A Book of Secrets: Illegitimate Daughters, Absent Fathers
A Book of Secrets: Illegitimate Daughters, Absent Fathers
Michael Holroyd
Nonfiction, Picador, 2012 (First Publication 2010)
Paperback, 264 pages
This one is out of my usual book menu. But I always welcome a little change. With this one, I thought I will be reading more of Rodin but I ended up reading about “scandals” of the royalties like reading an intriguing novel. Holroyd has the lyrical rhythm as well as sincere and inquiring tone that made me proceed. I was about to ditch this one early on because the print is so small (But there were two prior publications in Great Britain and US which you can pick up instead of this one). But since I am into Italy right now, I got hold of this book because the book is also inspired by Villa Cimbrone which is located in Ravello, an Italian village.
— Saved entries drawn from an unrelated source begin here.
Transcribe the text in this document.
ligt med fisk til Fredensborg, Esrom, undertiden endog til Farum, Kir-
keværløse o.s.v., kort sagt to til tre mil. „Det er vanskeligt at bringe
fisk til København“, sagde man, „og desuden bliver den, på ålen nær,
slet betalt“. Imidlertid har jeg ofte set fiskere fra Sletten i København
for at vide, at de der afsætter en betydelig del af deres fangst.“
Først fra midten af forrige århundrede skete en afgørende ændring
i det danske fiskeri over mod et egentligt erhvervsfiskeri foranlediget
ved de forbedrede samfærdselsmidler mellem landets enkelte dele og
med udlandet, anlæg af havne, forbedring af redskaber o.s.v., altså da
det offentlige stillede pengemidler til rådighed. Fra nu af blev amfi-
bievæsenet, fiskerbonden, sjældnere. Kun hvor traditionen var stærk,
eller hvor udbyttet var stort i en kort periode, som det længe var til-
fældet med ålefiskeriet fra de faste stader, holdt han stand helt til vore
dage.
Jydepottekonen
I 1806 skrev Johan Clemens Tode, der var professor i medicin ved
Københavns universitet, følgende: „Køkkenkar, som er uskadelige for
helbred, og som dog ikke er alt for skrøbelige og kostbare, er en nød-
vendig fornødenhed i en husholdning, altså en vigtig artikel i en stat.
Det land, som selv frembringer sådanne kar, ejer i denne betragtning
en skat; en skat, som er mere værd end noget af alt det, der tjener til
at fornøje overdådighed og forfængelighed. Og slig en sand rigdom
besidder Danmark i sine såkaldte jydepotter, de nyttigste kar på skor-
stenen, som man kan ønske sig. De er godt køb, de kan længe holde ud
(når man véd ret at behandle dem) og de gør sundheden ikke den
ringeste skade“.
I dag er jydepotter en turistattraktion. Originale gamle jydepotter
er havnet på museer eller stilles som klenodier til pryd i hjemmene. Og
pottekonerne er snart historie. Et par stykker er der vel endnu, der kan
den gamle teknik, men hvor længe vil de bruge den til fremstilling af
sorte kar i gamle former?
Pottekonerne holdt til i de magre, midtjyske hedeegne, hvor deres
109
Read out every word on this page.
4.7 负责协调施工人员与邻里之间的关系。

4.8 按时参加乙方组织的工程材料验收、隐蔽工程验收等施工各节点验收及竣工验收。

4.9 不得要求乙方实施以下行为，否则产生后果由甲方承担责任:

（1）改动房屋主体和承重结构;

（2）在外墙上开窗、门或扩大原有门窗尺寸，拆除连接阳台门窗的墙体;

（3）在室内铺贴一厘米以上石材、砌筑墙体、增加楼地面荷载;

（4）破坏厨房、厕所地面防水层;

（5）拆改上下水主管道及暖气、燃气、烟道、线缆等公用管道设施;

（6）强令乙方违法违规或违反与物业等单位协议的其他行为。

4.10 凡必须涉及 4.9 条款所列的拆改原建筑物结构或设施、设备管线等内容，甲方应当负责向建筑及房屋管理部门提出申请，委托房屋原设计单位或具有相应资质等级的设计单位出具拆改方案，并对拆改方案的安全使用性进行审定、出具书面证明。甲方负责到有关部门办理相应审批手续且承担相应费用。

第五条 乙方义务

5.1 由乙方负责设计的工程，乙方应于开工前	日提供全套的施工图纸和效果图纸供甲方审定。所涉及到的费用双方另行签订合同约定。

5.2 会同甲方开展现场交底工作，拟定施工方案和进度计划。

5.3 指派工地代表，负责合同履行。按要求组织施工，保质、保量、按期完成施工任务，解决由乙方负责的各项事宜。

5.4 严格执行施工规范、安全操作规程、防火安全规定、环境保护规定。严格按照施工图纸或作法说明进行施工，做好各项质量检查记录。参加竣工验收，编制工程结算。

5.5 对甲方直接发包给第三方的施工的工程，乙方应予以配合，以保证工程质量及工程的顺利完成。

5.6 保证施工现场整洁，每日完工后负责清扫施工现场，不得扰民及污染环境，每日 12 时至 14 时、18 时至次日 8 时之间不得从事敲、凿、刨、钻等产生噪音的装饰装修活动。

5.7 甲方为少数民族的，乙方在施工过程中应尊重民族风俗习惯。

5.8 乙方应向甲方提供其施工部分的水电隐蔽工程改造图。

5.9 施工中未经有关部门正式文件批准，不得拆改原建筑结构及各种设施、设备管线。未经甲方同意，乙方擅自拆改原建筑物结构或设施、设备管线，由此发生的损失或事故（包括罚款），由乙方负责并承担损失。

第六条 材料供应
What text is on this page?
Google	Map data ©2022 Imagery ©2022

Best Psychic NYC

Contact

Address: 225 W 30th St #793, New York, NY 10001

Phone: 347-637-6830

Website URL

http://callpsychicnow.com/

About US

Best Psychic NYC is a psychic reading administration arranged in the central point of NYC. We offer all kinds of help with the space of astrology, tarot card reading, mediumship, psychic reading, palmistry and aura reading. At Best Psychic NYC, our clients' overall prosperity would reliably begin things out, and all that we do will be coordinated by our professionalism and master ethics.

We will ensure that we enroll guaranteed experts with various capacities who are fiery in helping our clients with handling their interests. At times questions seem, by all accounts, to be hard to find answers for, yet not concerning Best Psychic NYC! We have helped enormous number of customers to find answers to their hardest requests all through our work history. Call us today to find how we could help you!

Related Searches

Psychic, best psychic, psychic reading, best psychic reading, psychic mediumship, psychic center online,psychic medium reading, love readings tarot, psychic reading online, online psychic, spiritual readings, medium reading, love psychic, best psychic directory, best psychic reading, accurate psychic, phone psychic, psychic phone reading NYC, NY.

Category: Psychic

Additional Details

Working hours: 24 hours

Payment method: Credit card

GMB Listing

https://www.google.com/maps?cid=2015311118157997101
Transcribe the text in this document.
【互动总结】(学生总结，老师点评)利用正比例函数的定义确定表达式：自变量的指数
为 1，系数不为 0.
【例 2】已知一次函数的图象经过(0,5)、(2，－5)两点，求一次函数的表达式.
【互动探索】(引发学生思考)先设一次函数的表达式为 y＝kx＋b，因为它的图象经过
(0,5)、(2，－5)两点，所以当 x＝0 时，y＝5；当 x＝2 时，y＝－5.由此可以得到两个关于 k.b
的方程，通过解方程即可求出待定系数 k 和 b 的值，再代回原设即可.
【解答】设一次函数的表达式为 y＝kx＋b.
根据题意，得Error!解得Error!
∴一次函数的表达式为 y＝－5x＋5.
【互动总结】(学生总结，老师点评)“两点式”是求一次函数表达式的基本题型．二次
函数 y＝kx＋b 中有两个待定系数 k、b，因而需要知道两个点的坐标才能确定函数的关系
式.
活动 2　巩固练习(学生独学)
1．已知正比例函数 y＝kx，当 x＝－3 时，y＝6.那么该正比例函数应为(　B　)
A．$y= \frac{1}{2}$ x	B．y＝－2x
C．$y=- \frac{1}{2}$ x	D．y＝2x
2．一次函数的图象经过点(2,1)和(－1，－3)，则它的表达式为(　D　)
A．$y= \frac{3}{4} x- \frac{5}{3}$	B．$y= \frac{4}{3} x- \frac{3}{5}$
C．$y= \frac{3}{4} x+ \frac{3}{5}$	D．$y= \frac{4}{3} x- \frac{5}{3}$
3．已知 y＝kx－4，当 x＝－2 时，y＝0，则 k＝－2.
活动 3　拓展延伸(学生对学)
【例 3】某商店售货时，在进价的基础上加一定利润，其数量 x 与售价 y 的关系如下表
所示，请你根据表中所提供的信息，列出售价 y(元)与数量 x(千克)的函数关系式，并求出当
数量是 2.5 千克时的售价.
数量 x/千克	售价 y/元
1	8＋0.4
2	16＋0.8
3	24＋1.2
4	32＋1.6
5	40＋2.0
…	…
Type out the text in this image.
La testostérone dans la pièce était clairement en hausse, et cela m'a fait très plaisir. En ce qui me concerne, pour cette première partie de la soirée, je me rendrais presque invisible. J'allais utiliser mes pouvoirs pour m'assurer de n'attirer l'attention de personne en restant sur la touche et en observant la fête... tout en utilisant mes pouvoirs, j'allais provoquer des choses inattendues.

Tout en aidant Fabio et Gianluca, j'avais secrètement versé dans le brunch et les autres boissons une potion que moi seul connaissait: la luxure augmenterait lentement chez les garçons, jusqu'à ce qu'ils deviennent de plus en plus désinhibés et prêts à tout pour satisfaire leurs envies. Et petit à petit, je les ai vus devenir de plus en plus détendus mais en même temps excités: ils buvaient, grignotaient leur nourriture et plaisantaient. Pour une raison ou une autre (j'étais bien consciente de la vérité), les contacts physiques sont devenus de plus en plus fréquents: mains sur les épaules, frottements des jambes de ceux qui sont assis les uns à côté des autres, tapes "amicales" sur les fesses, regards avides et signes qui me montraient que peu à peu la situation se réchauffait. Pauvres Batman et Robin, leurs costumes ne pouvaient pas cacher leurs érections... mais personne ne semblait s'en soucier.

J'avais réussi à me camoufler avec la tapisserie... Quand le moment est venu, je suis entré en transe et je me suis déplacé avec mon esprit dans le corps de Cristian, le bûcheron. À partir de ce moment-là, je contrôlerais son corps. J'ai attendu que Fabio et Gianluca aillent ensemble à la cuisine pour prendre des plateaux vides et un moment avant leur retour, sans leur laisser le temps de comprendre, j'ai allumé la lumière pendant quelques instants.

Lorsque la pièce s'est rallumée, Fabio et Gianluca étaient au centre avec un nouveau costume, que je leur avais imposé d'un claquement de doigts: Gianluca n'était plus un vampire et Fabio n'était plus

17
Holroyd's interest started from the time he saw an Eve Fairfax bust scupture by Rodin, but it turned out that the Eve Fairfax-Rodin link became a mere jump off of his research on various characters. This is a story of women who lived in the peripheral story of Ernest Beckett (Second Baron of Grimthorpe) whose political life and personal lives were in parallel; both appeared to be in order but they were not.
The bust of Eve Fairfax was commissioned by Ernest Beckett as a wedding gift, only to be called off for reasons only biographers love to dig into and speculate endlessly. Then we came to the letters exchanged by Rodin and Eve revealing a mutual admiration, and then Eve's relationship with Belgian violinist Desire Defauw, the storytelling proceeded to the wonderings as to who was the father of her son John Francis Mordaunt later on (there's an exciting postscript in this edition, Defauw's and Morduant's survivors had a DNA Test and it turned out negative).
Then we have Alice Keppel, who was the mistress of Ernest Beckett and the Prince of Wales, who begot “scandalous to the delicacy of the royalties” Violet Trefusis (she was married to Denys Trefussis). She was a lesbian who was disastrously married off to a gay in order to have a “ normal” life and was exiled by her mother to France and found herself celebrated as a French novelist. Who was her father?
Violet Trefusis was by herself a story. She was the lover of another writer Vita Sackville-West who was herself married. It was an interestingly woven story by Holroyd who used Violet's fiction and nonfiction (memoirs and letters) as his threads.
Along the way, I found myself in the world of Holroyd as biographer, and felt his joys and challenges, as well as understood his own feelings and assessments of the people involved in his work. He also made friends with Catherine Lycett Green whose paternity lineage may belong to the Grimthorpe but the fact of not knowing challenges her loyalty and love to her legal father as well as leaves an inexplicable restlessness in her own life.
Lastly, the places told and the works of art revealed, not much about the characters undressed, made me come along.